The changes relate to consequences of its being demonstrated by a report in Mr Duff's affidavit that concerns previously harboured about the acoustic amenity of the proposed eight lots in relation to aircraft noise need not have been a consideration, given the contours situation.

In respect of building location envelopes, although those remain in respect of three of the eight lots proposed, the stipulation of such envelopes in respect to the other five lots is no longer considered necessary.  The locations under the arrangements which are included in the order of the 9th June 2004 seem quite unexceptional and would locate buildings sensibly on the proposed allotments having regard to conventional setbacks and other practical considerations.

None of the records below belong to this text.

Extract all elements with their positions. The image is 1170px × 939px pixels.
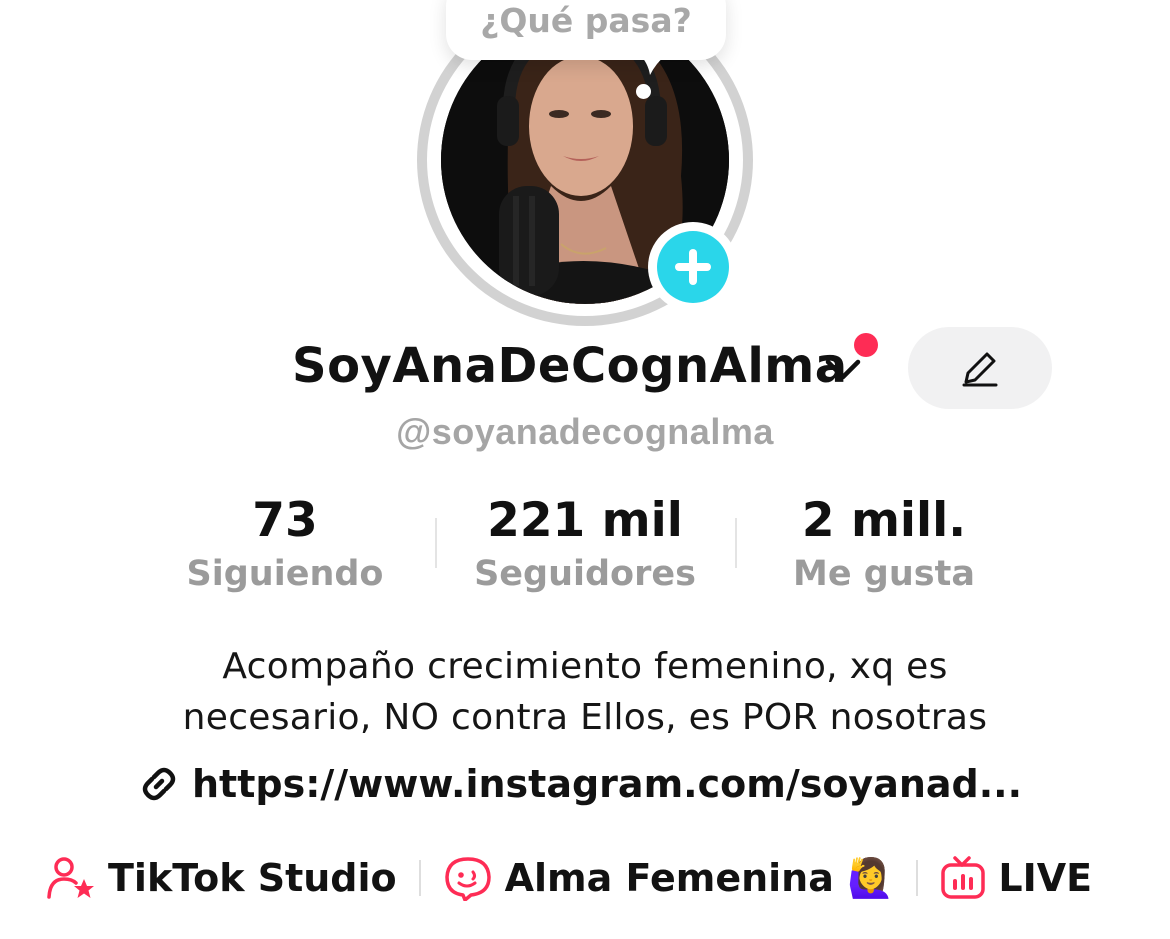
username: @soyanadecognalma [396, 411, 774, 452]
bio: Acompaño crecimiento femenino, xq es nec… [0, 641, 1170, 743]
status-bubble-text: ¿Qué pasa? [480, 0, 692, 40]
stat-label: Siguiendo [186, 554, 384, 594]
shortcut-divider [418, 860, 421, 896]
stat-label: Seguidores [474, 554, 696, 594]
bio-line: necesario, NO contra Ellos, es POR nosot… [182, 697, 988, 738]
live-link[interactable]: LIVE [940, 855, 1092, 901]
stat-following[interactable]: 73 Siguiendo [135, 492, 435, 598]
bubble-dot [636, 84, 651, 99]
tiktok-studio-label: TikTok Studio [108, 856, 397, 900]
bio-line: Acompaño crecimiento femenino, xq es [222, 646, 948, 687]
bio-link[interactable]: https://www.instagram.com/soyanad... [138, 762, 1022, 806]
group-chat-label: Alma Femenina 🙋‍♀️ [504, 855, 895, 900]
notification-dot [854, 333, 878, 357]
edit-profile-button[interactable] [908, 327, 1052, 409]
chat-bubble-face-icon [444, 857, 491, 901]
stat-value: 2 mill. [801, 493, 967, 548]
tiktok-studio-link[interactable]: TikTok Studio [46, 855, 397, 901]
display-name: SoyAnaDeCognAlma [292, 338, 848, 394]
link-icon [142, 767, 176, 801]
status-bubble[interactable]: ¿Qué pasa? [446, 0, 726, 60]
stat-likes[interactable]: 2 mill. Me gusta [734, 492, 1034, 598]
bio-link-text: https://www.instagram.com/soyanad... [192, 762, 1023, 806]
creator-studio-icon [47, 857, 94, 899]
stat-label: Me gusta [793, 554, 975, 594]
live-label: LIVE [998, 856, 1093, 900]
chevron-down-icon[interactable] [824, 352, 862, 384]
stat-followers[interactable]: 221 mil Seguidores [435, 492, 735, 598]
bubble-tail [640, 55, 666, 75]
pencil-icon [962, 352, 998, 387]
stat-value: 221 mil [487, 493, 683, 548]
add-story-button[interactable] [648, 222, 738, 312]
stat-value: 73 [252, 493, 318, 548]
profile-shortcuts: TikTok Studio Alma Femenina 🙋‍♀️ LIVE [46, 848, 1092, 908]
shortcut-divider [916, 860, 919, 896]
group-chat-link[interactable]: Alma Femenina 🙋‍♀️ [443, 855, 895, 901]
plus-icon [675, 249, 711, 285]
live-tv-icon [941, 856, 986, 899]
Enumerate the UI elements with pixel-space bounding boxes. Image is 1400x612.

There is to be deletion of certain "preliminary approval requirements", in particular those under the heading "Preliminary Approval 1"  It has now been appreciated that those arrangements imported irrelevant codes whose applicability is confined to other and much more intensive kinds of development.

The Court is satisfied that the conditions set out in subsection (1) of Section 3.5.33 are satisfied, in particular that in paragraph (b) that "no assessable development would arise from the change or cancellation" which the person referred to in paragraph (a) wants to achieve.

In the circumstances I make an order in terms of the initialled draft handed up.